Il pm Fiorillo, di turno la notte tra il 27 e il 28 maggio, quando la ragazza ancora minorenne venne portata in Questura per una denuncia di furto e poi affidata dagli agenti alla consigliera regionale Nicole Minetti, non accetta come Procuratore e Ministro abbiano chiuso il capitolo. Certo, nei giorni scorsi la Procura del Minori, aveva inviato a Bruti una relazione, ma lei, a differenza degli ispettori, non è mai stata convocata. E così per quel «rispetto delle istituzioni e della legalità» in cui crede «profondamente» e che ha visto «calpestate», ha deciso di presentare un ricorso al Consiglio Superiore della Magistratura per far luce, magari anche interpellandola direttamente, tra le molte versioni che si sono affastellate su quella serata di maggio: «Con riferimento alle dichiarazioni rese dal ministro dell’Interno Maroni ieri 9 novembre al Senato in merito al caso della minorenne in oggetto - ha scritto il pm -, essendo stata personalmente coinvolta nella vicenda in veste di pubblico ministero della Procura per i minorenni di Milano di turno il 27 e il 28 maggio 2010, osservo che esse non corrispondono alla mia diretta esperienza. Poichè il ministro - prosegue - ha tenuto a rimarcare che il corretto comportamento degli agenti è stato confermato anche dalla autorità giudiziaria per voce del procuratore Edmondo Bruti Liberati all’esito di specifica istruttoria, chiedo che la discrepanza con i dati di realtà che sono a mia conoscenza venga chiarita».
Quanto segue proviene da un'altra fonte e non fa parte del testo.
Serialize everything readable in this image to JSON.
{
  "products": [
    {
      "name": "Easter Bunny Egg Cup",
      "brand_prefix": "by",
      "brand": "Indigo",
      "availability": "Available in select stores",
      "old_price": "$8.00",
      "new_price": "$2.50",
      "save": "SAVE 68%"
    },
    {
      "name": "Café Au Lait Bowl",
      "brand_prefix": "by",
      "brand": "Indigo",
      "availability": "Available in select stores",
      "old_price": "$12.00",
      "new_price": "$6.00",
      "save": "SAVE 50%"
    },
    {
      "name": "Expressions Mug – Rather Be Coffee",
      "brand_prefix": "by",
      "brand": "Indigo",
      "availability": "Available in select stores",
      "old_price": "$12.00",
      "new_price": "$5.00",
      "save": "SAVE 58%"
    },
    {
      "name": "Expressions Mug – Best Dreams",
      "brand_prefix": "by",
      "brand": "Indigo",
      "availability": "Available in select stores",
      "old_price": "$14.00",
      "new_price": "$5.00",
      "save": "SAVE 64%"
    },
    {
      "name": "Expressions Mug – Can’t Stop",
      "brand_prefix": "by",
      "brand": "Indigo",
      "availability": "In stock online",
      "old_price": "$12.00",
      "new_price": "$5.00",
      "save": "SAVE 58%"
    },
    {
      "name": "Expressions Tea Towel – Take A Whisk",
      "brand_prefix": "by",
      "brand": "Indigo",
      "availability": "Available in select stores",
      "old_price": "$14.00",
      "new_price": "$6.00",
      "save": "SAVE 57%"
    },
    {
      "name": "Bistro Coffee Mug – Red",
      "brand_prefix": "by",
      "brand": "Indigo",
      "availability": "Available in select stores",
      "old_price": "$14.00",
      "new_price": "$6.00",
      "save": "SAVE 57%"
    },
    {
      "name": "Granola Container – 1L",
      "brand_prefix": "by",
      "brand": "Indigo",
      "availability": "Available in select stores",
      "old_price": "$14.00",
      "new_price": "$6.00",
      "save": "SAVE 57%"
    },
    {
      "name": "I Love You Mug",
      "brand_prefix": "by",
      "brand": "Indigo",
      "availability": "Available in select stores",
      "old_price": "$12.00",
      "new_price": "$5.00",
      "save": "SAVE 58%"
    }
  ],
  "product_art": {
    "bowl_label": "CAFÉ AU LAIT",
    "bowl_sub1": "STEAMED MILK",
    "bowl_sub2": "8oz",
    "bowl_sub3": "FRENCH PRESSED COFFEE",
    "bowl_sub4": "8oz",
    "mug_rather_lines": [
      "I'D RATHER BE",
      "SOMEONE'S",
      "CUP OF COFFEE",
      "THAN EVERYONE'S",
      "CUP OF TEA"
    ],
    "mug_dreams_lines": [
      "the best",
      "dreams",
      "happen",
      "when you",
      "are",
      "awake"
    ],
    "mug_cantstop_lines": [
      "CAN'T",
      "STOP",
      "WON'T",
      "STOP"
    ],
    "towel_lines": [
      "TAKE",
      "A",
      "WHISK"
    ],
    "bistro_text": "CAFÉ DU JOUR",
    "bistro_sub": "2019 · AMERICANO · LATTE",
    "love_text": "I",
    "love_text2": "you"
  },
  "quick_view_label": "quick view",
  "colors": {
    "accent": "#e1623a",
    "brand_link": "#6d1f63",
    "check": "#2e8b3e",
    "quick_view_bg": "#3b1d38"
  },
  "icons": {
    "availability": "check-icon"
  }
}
Insomma ad Annamaria Fiorillo non è andato proprio giù come Bruti Liberati e poi Maroni hanno risolto la faccenda, tutt’altro: «Voglio si sappia che non ho mai autorizzato l’affidamento della minorenne. Mi interessa solo questo: mi sempre sono opposta strenuamente». Anzi, ha ricordato che quando le dissero che la ragazza era la nipote di Mubarak, aveva disposto di rintracciare un diplomatico egiziano che mettesse nero su bianco l’identità e, quindi, la parentela illustre della giovane. E poi, durante le varie chiamate ricevute dagli ispettori, di non aver mai dato il consenso a consegnare Ruby, nelle mani della consigliera Minetti.
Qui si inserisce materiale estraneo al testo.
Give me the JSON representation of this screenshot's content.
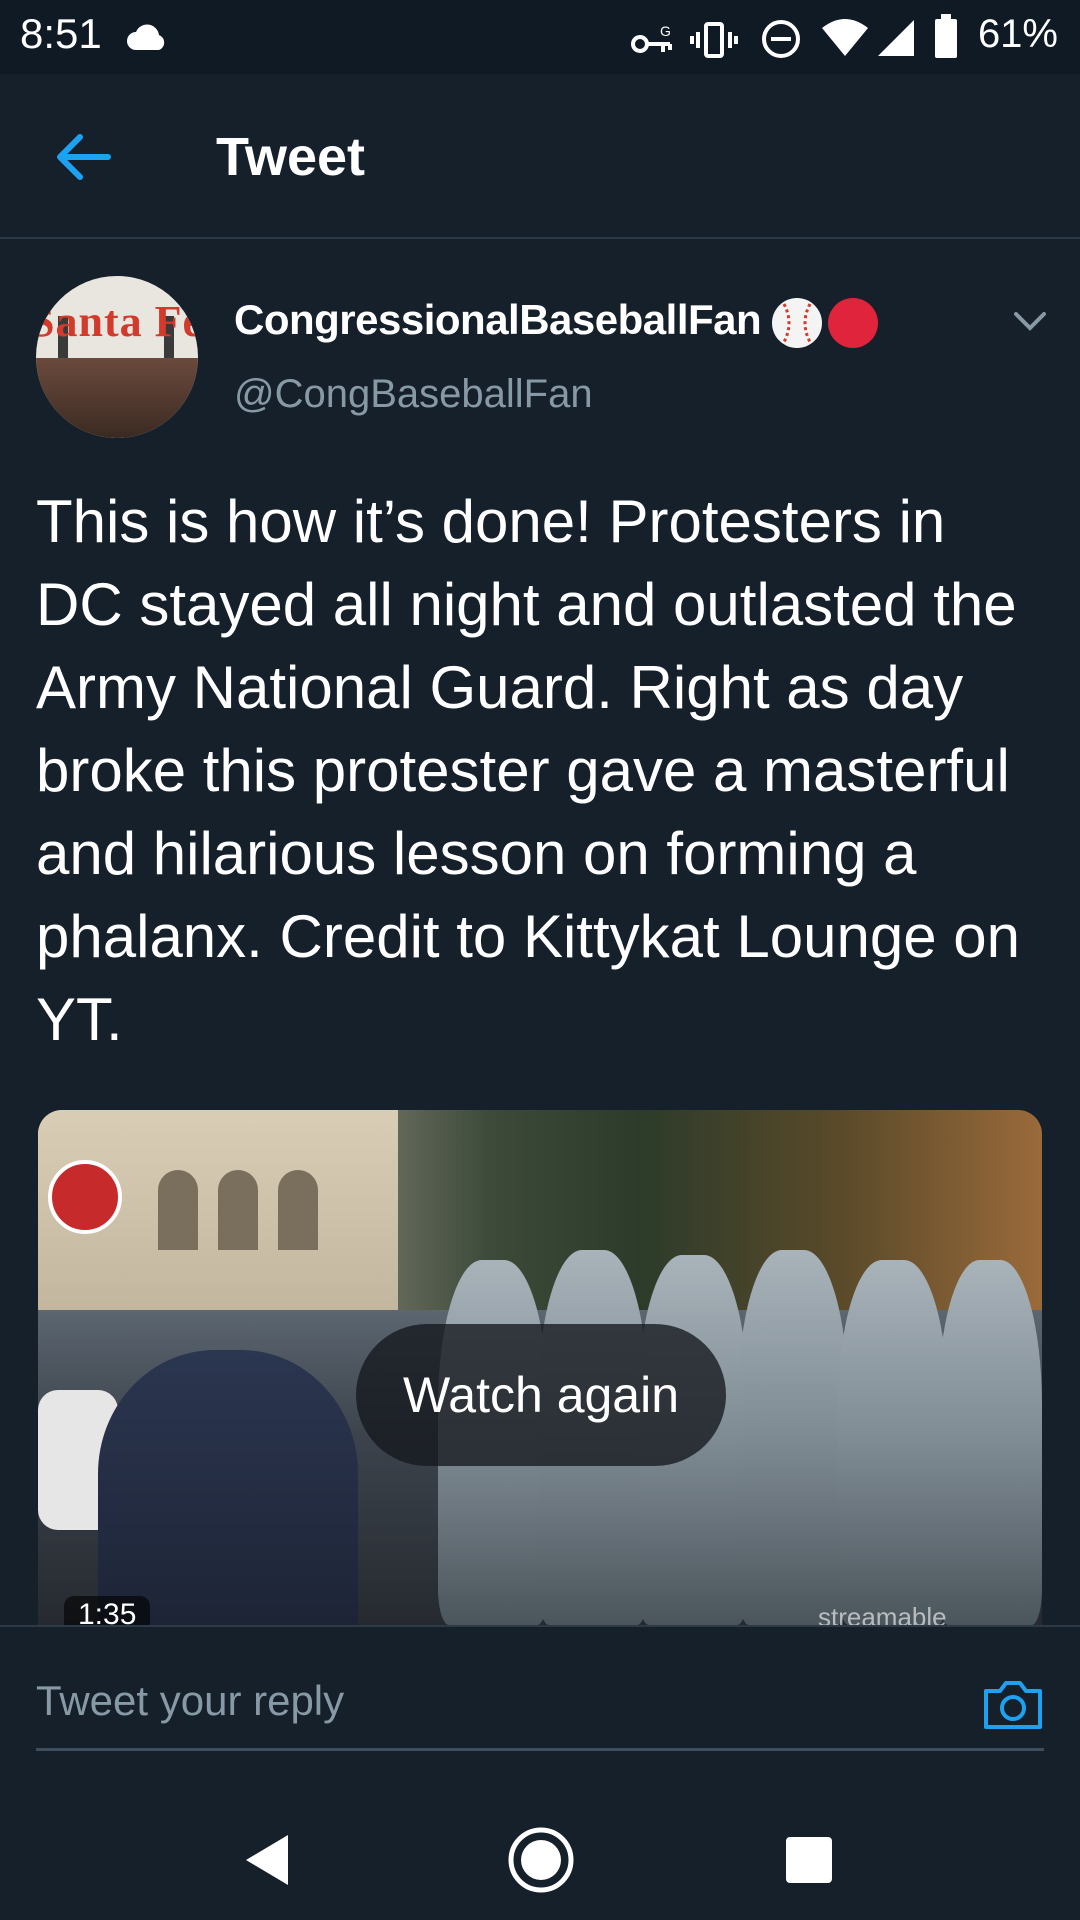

Per Maroni il «caso è chiuso», così come per Bruti che si è limitato a un «non ho nulla da aggiungere a quanto già detto nei giorni scorsi. Per me la vicenda era già chiusa allora». Quando otto giorni fa, l’istruttoria del procuratore aggiunto Ilda Boccassini e del pm Antonio Sangermano, lo aveva portato ad affermare che le «procedure di identificazione, fotosegnalazione e affidamento si erano concluse correttamente», sottintendendo che di quanto accaduto in Questura rimanevano aperti due capitoli: quello sulla telefonata del premier al capo di gabinetto Pietro Ostuni e quello sul fatto che la giovane non venne mai ospitata da Nicole Minetti, nonostante le fosse stata affidata dai poliziotti.
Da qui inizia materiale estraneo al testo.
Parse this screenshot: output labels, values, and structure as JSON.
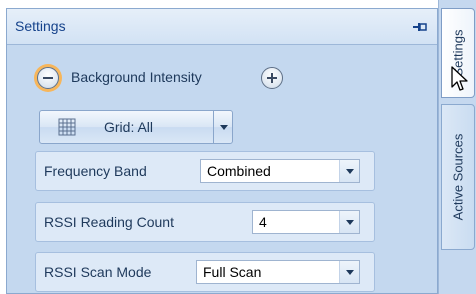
{
  "panel": {
    "title": "Settings"
  },
  "background_intensity": {
    "label": "Background Intensity"
  },
  "grid": {
    "label": "Grid: All"
  },
  "fields": {
    "frequency_band": {
      "label": "Frequency Band",
      "value": "Combined"
    },
    "rssi_reading_count": {
      "label": "RSSI Reading Count",
      "value": "4"
    },
    "rssi_scan_mode": {
      "label": "RSSI Scan Mode",
      "value": "Full Scan"
    }
  },
  "tabs": [
    {
      "label": "Settings",
      "active": true
    },
    {
      "label": "Active Sources",
      "active": false
    }
  ],
  "icons": {
    "pin": "pin-icon",
    "minus": "minus-circle-icon",
    "plus": "plus-circle-icon",
    "grid": "grid-icon",
    "dropdown": "chevron-down-icon",
    "cursor": "mouse-cursor-icon"
  },
  "colors": {
    "panel_bg": "#c4d8ef",
    "header_text": "#15428b",
    "text": "#1e395b",
    "highlight": "#f7b65b"
  }
}
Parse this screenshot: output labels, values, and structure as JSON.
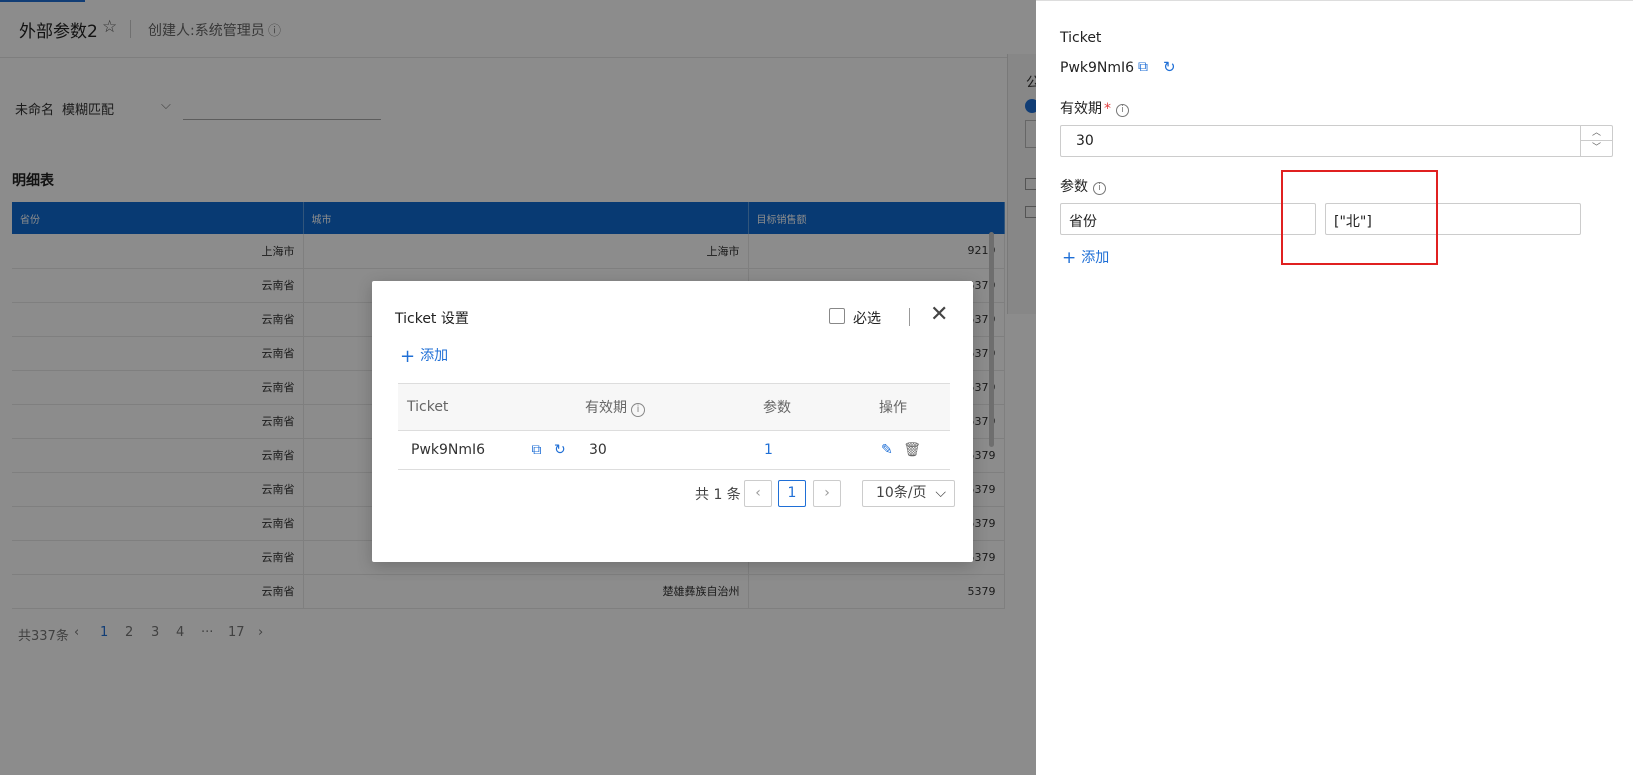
{
  "header": {
    "title": "外部参数2",
    "creator": "创建人:系统管理员"
  },
  "filter": {
    "field_label": "未命名",
    "match_mode": "模糊匹配"
  },
  "detail": {
    "title": "明细表",
    "columns": [
      "省份",
      "城市",
      "目标销售额"
    ],
    "rows": [
      [
        "上海市",
        "上海市",
        "9219"
      ],
      [
        "云南省",
        "",
        "5379"
      ],
      [
        "云南省",
        "",
        "5379"
      ],
      [
        "云南省",
        "",
        "5379"
      ],
      [
        "云南省",
        "",
        "5379"
      ],
      [
        "云南省",
        "",
        "5379"
      ],
      [
        "云南省",
        "",
        "5379"
      ],
      [
        "云南省",
        "",
        "5379"
      ],
      [
        "云南省",
        "",
        "5379"
      ],
      [
        "云南省",
        "",
        "5379"
      ],
      [
        "云南省",
        "楚雄彝族自治州",
        "5379"
      ]
    ],
    "pager": {
      "total": "共337条",
      "pages": [
        "1",
        "2",
        "3",
        "4",
        "···",
        "17"
      ],
      "active": "1"
    }
  },
  "modal": {
    "title": "Ticket 设置",
    "required_label": "必选",
    "add_label": "添加",
    "columns": {
      "ticket": "Ticket",
      "expire": "有效期",
      "params": "参数",
      "actions": "操作"
    },
    "rows": [
      {
        "ticket": "Pwk9NmI6",
        "expire": "30",
        "params": "1"
      }
    ],
    "pager": {
      "total": "共 1 条",
      "current": "1",
      "page_size": "10条/页"
    }
  },
  "drawer": {
    "ticket_label": "Ticket",
    "ticket_value": "Pwk9NmI6",
    "expire_label": "有效期",
    "expire_value": "30",
    "params_label": "参数",
    "param_key": "省份",
    "param_value": "[\"北\"]",
    "add_label": "添加"
  },
  "colors": {
    "accent": "#1f6fd6",
    "table_header": "#0f6ad1",
    "highlight": "#e02020",
    "required": "#e03c3c"
  },
  "icons": [
    "star-icon",
    "info-icon",
    "chevron-down-icon",
    "close-icon",
    "plus-icon",
    "copy-icon",
    "refresh-icon",
    "edit-icon",
    "delete-icon",
    "chevron-left-icon",
    "chevron-right-icon",
    "chevron-up-icon"
  ]
}
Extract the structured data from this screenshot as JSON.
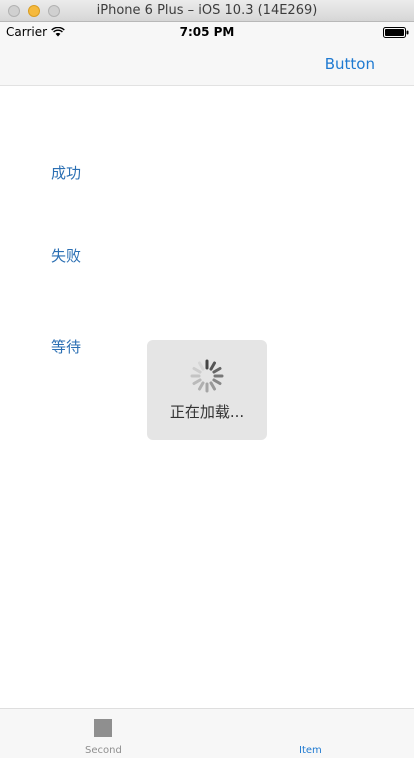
{
  "window": {
    "title": "iPhone 6 Plus – iOS 10.3 (14E269)"
  },
  "status_bar": {
    "carrier": "Carrier",
    "time": "7:05 PM",
    "wifi_icon": "wifi-icon",
    "battery_icon": "battery-icon"
  },
  "nav_bar": {
    "right_button_label": "Button"
  },
  "content": {
    "links": [
      {
        "label": "成功"
      },
      {
        "label": "失败"
      },
      {
        "label": "等待"
      }
    ]
  },
  "hud": {
    "text": "正在加载...",
    "icon": "spinner-icon"
  },
  "tab_bar": {
    "tabs": [
      {
        "label": "Second",
        "selected": false
      },
      {
        "label": "Item",
        "selected": true
      }
    ]
  },
  "colors": {
    "accent": "#1f7ad1",
    "link": "#2b6fb3",
    "hud_background": "#e5e5e5",
    "bar_background": "#f7f7f7",
    "inactive_tab": "#8f8f8f"
  }
}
E mentre il ricorso al Csm ha scatenato nuove polemiche nel modo della politica - tra cui il leader dell’Idv Antonio Di Pietro, l’ex ministro Oliviero Diliberto e il Pd che hanno attaccato Maroni («o chiarisca o si dimetta») -, da Palermo spuntano altri retroscena nell’ambito dell’inchiesta per narcotraffico che ha portato in carcere Perla Genovesi, l’ex assistente del senatore del Pdl Enrico Pianetta. Dalle intercettazioni effettuate, ci sono decine di telefonate tra la donna e ministri e parlamentari e anche ad Arcore, la residenza di Berlusconi. Telefonate ritenute al momento dagli inquirenti penalmente irrilevanti ma che comunque verranno riascoltate e trascritte dai carabinieri.
Perla Genovesi ai magistrati palermitani ha fatto il nome di Nadia Macrì, la escort che ha raccontato di presunti rapporti sessuali a pagamento col premier Silvio Berlusconi, e ha parlato anche di finanziamenti sospetti all’ospedale San Raffaele e di un presunto «mercato delle candidature» nel 2006 e che sarebbe ruotato attorno a Marcello dell’Utri e Forza Italia. Gli atti relativi a questi filoni di indagine sono stati trasmessi a Milano.